You can imagine my surprise when I received a voicemail a few weeks ago from Zetaman, telling me he was at the Superheroes Anonymous 4 awards ceremony in Portland, Oregon and that I had received the conference's Award for Literary and Journalistic Excellence, to applause in the background.
The certificate just arrived in the mail, and here it is:
Endorsed by Zetaman and Civitron
Since I wasn't able to attend the conference in person, I thought I would make a short acceptance speech here on the blog:
Dear Real Life Superheroes, costumed activists,vigilantes,meta-villains, friends who followed a Facebook link because you're bored at work, citizens of Troll City, internet surfers, my fellow citizens of the universe-
Literary and journalistic excellence is something I strive for and think is important. Why? Because it is vanishing. So much "reporting" is done by sitting in front of the computer, copying and pasting other people's work. The concept that the real story is out on the street and needs a thorough understanding is replaced with blog style twitter reporting.
When I decided to write about real-life superheroes I knew that I needed to get out there to meet these people in person and see their worlds as they see them. That has led me to a great adventure traveling to Minneapolis, New Bedford, Vancouver, Seattle, and New York City. I also put forward as much research and communication as I could.

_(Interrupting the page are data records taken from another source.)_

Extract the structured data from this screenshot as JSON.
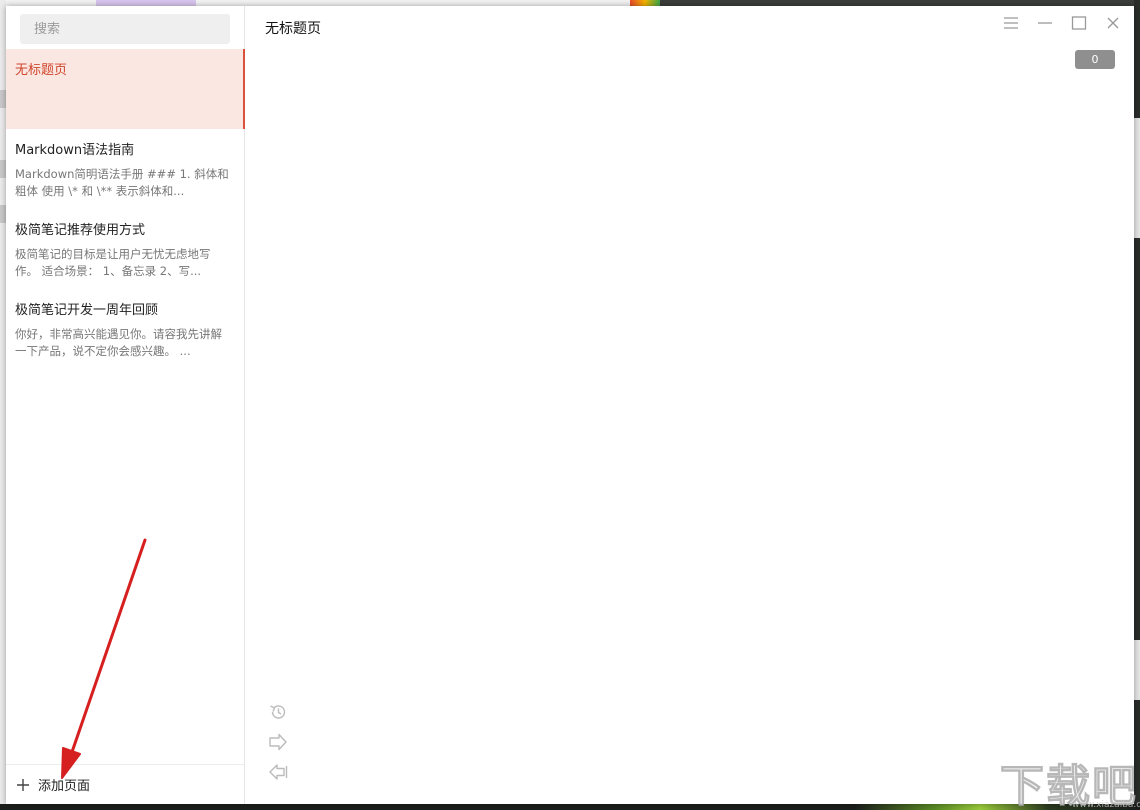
{
  "sidebar": {
    "search_placeholder": "搜索",
    "notes": [
      {
        "title": "无标题页",
        "preview": "",
        "active": true
      },
      {
        "title": "Markdown语法指南",
        "preview": "Markdown简明语法手册  ### 1. 斜体和粗体  使用 \\* 和 \\** 表示斜体和...",
        "active": false
      },
      {
        "title": "极简笔记推荐使用方式",
        "preview": "极简笔记的目标是让用户无忧无虑地写作。 适合场景： 1、备忘录 2、写...",
        "active": false
      },
      {
        "title": "极简笔记开发一周年回顾",
        "preview": "你好，非常高兴能遇见你。请容我先讲解一下产品，说不定你会感兴趣。 ...",
        "active": false
      }
    ],
    "add_page_label": "添加页面"
  },
  "editor": {
    "title": "无标题页",
    "word_count": "0"
  },
  "icons": {
    "menu": "hamburger-menu-icon",
    "minimize": "minimize-icon",
    "maximize": "maximize-icon",
    "close": "close-icon",
    "history": "history-icon",
    "share": "share-icon",
    "collapse": "collapse-left-icon",
    "add": "plus-icon"
  },
  "colors": {
    "accent": "#d9533c",
    "active_bg": "#fbe7e1",
    "badge_bg": "#8f8f8f",
    "annotation_arrow": "#d61f1f"
  },
  "watermark": {
    "text": "下载吧",
    "url": "www.xiazaiba.com"
  }
}
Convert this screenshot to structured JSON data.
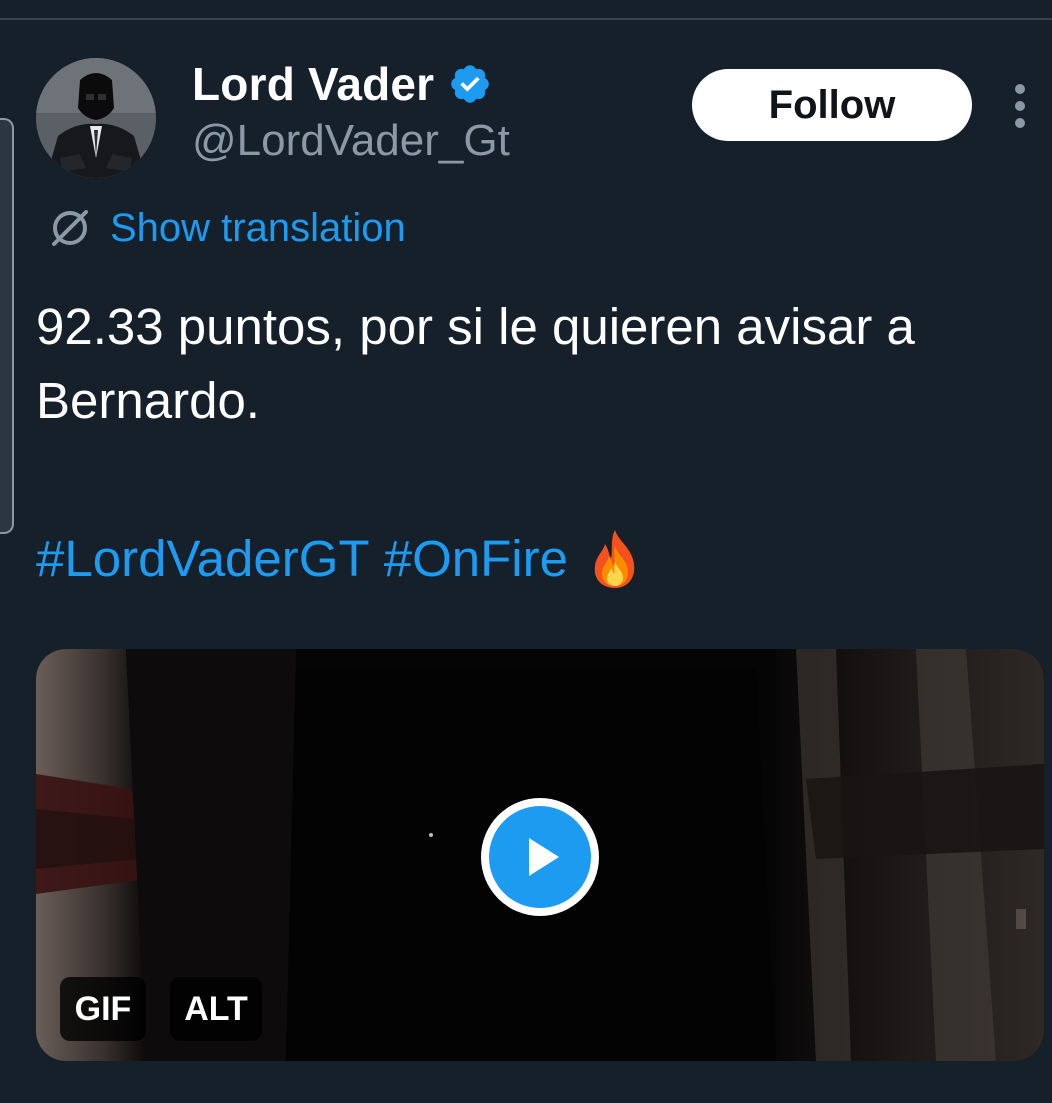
{
  "author": {
    "display_name": "Lord Vader",
    "handle": "@LordVader_Gt",
    "verified": true,
    "avatar_icon": "darth-vader-avatar"
  },
  "actions": {
    "follow_label": "Follow",
    "more_icon": "more-vertical-icon"
  },
  "translation": {
    "icon": "globe-icon",
    "label": "Show translation"
  },
  "tweet": {
    "text": "92.33 puntos, por si le quieren avisar a Bernardo.",
    "hashtags": [
      "#LordVaderGT",
      "#OnFire"
    ],
    "emoji": "fire-emoji"
  },
  "media": {
    "type": "GIF",
    "gif_badge": "GIF",
    "alt_badge": "ALT",
    "play_icon": "play-icon"
  },
  "colors": {
    "background": "#15202b",
    "accent": "#1d9bf0",
    "secondary_text": "#8b98a5",
    "primary_text": "#ffffff"
  }
}
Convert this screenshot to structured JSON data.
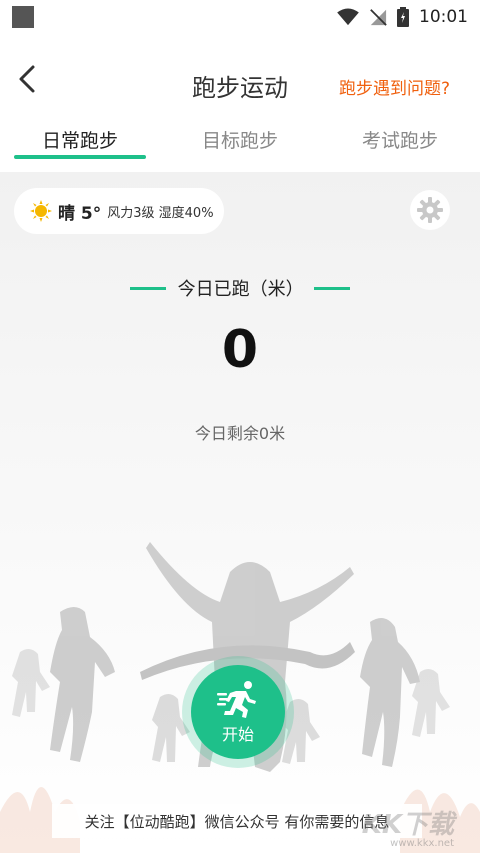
{
  "status_bar": {
    "time": "10:01"
  },
  "header": {
    "title": "跑步运动",
    "help_link": "跑步遇到问题?"
  },
  "tabs": [
    {
      "label": "日常跑步",
      "active": true
    },
    {
      "label": "目标跑步",
      "active": false
    },
    {
      "label": "考试跑步",
      "active": false
    }
  ],
  "weather": {
    "condition": "晴 5°",
    "detail": "风力3级 湿度40%",
    "icon": "sun-icon"
  },
  "today": {
    "label": "今日已跑（米）",
    "distance": "0",
    "remaining": "今日剩余0米"
  },
  "start_button": {
    "label": "开始"
  },
  "footer": {
    "banner": "关注【位动酷跑】微信公众号 有你需要的信息"
  },
  "watermark": {
    "text": "KK下载",
    "url": "www.kkx.net"
  },
  "colors": {
    "accent": "#1ec08a",
    "link": "#f0600e"
  }
}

I've spoken with over 150 real life superheroes (and associates) by phone, e-mail, and in person. I've traced people doing something similar to the real life superheroes (early prototypes) as far as the 1970's. I've also read a lot of comic books.

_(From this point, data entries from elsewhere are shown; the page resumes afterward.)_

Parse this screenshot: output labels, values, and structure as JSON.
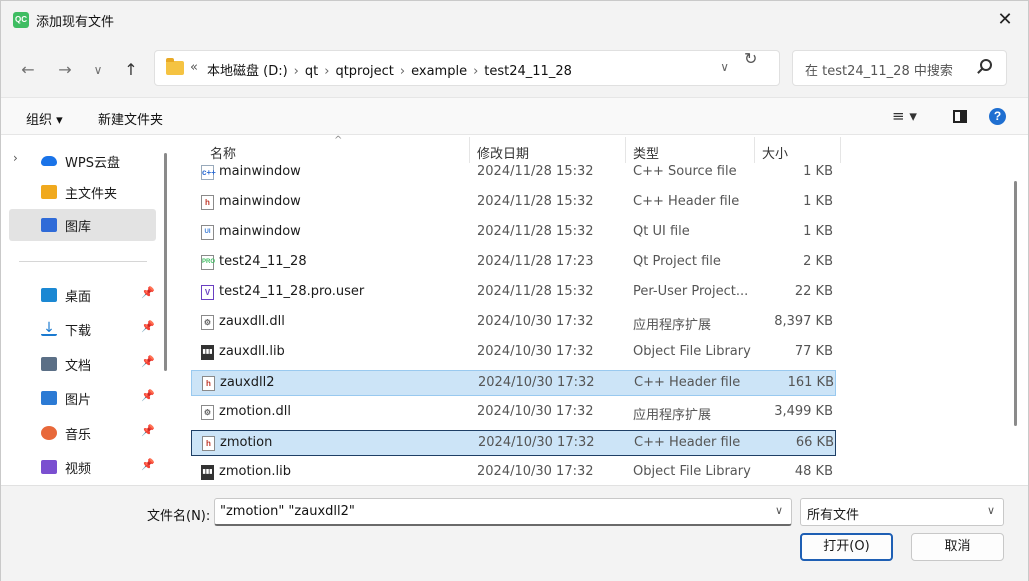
{
  "window": {
    "app_icon_text": "QC",
    "title": "添加现有文件",
    "close": "✕"
  },
  "nav": {
    "back": "←",
    "forward": "→",
    "recent": "∨",
    "up": "↑",
    "chevrons": "«",
    "breadcrumbs": [
      "本地磁盘 (D:)",
      "qt",
      "qtproject",
      "example",
      "test24_11_28"
    ],
    "separator": "›",
    "dropdown": "∨",
    "refresh": "↻",
    "search_placeholder": "在 test24_11_28 中搜索"
  },
  "toolbar": {
    "organize": "组织 ▾",
    "new_folder": "新建文件夹",
    "view": "≡ ▾",
    "help": "?"
  },
  "sidebar": {
    "items": [
      {
        "label": "WPS云盘",
        "expand": "›",
        "icon": "cloud-icon"
      },
      {
        "label": "主文件夹",
        "icon": "home-icon"
      },
      {
        "label": "图库",
        "icon": "gallery-icon"
      },
      {
        "label": "桌面",
        "icon": "desktop-icon",
        "pin": "📌"
      },
      {
        "label": "下载",
        "icon": "download-icon",
        "pin": "📌"
      },
      {
        "label": "文档",
        "icon": "documents-icon",
        "pin": "📌"
      },
      {
        "label": "图片",
        "icon": "pictures-icon",
        "pin": "📌"
      },
      {
        "label": "音乐",
        "icon": "music-icon",
        "pin": "📌"
      },
      {
        "label": "视频",
        "icon": "video-icon",
        "pin": "📌"
      }
    ]
  },
  "filelist": {
    "columns": {
      "name": "名称",
      "date": "修改日期",
      "type": "类型",
      "size": "大小"
    },
    "sort_arrow": "^",
    "rows": [
      {
        "name": "mainwindow",
        "date": "2024/11/28 15:32",
        "type": "C++ Source file",
        "size": "1 KB",
        "icon": "cpp",
        "icon_text": "c++"
      },
      {
        "name": "mainwindow",
        "date": "2024/11/28 15:32",
        "type": "C++ Header file",
        "size": "1 KB",
        "icon": "h",
        "icon_text": "h"
      },
      {
        "name": "mainwindow",
        "date": "2024/11/28 15:32",
        "type": "Qt UI file",
        "size": "1 KB",
        "icon": "ui",
        "icon_text": "UI"
      },
      {
        "name": "test24_11_28",
        "date": "2024/11/28 17:23",
        "type": "Qt Project file",
        "size": "2 KB",
        "icon": "pro",
        "icon_text": "PRO"
      },
      {
        "name": "test24_11_28.pro.user",
        "date": "2024/11/28 15:32",
        "type": "Per-User Project...",
        "size": "22 KB",
        "icon": "user",
        "icon_text": "V"
      },
      {
        "name": "zauxdll.dll",
        "date": "2024/10/30 17:32",
        "type": "应用程序扩展",
        "size": "8,397 KB",
        "icon": "dll",
        "icon_text": "⚙"
      },
      {
        "name": "zauxdll.lib",
        "date": "2024/10/30 17:32",
        "type": "Object File Library",
        "size": "77 KB",
        "icon": "lib",
        "icon_text": "▮▮▮"
      },
      {
        "name": "zauxdll2",
        "date": "2024/10/30 17:32",
        "type": "C++ Header file",
        "size": "161 KB",
        "icon": "h",
        "icon_text": "h",
        "state": "selected"
      },
      {
        "name": "zmotion.dll",
        "date": "2024/10/30 17:32",
        "type": "应用程序扩展",
        "size": "3,499 KB",
        "icon": "dll",
        "icon_text": "⚙"
      },
      {
        "name": "zmotion",
        "date": "2024/10/30 17:32",
        "type": "C++ Header file",
        "size": "66 KB",
        "icon": "h",
        "icon_text": "h",
        "state": "focused"
      },
      {
        "name": "zmotion.lib",
        "date": "2024/10/30 17:32",
        "type": "Object File Library",
        "size": "48 KB",
        "icon": "lib",
        "icon_text": "▮▮▮"
      }
    ]
  },
  "bottom": {
    "filename_label": "文件名(N):",
    "filename_value": "\"zmotion\" \"zauxdll2\"",
    "filetype_value": "所有文件",
    "dropdown": "∨",
    "open_button": "打开(O)",
    "cancel_button": "取消"
  }
}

I have experienced a full range of emotion while working on the writing. I have found the story to be everything and anything- inspiring, crazy, uplifting, stupid, brilliant, amazing, alarming, wonderful, and occasionally awful. There are many, many real life superheroes I consider a friend and enjoy talking to. I also enjoy my friendship with villains. I consider myself a neutral party and by doing this I think I can give an honest portrayal. People will take away any number of different conclusions after reading my book depending on their reaction. Some might shrug their shoulders and laugh it off, others may be inspired deeply.
Writing about real life superheroes has been one of the great experiences of my life. The story is endlessly fascinating to me. After reaction to some local media, I see that the public is grossly misinformed about what real life superheroes are and what they do.
I think this book will help change that.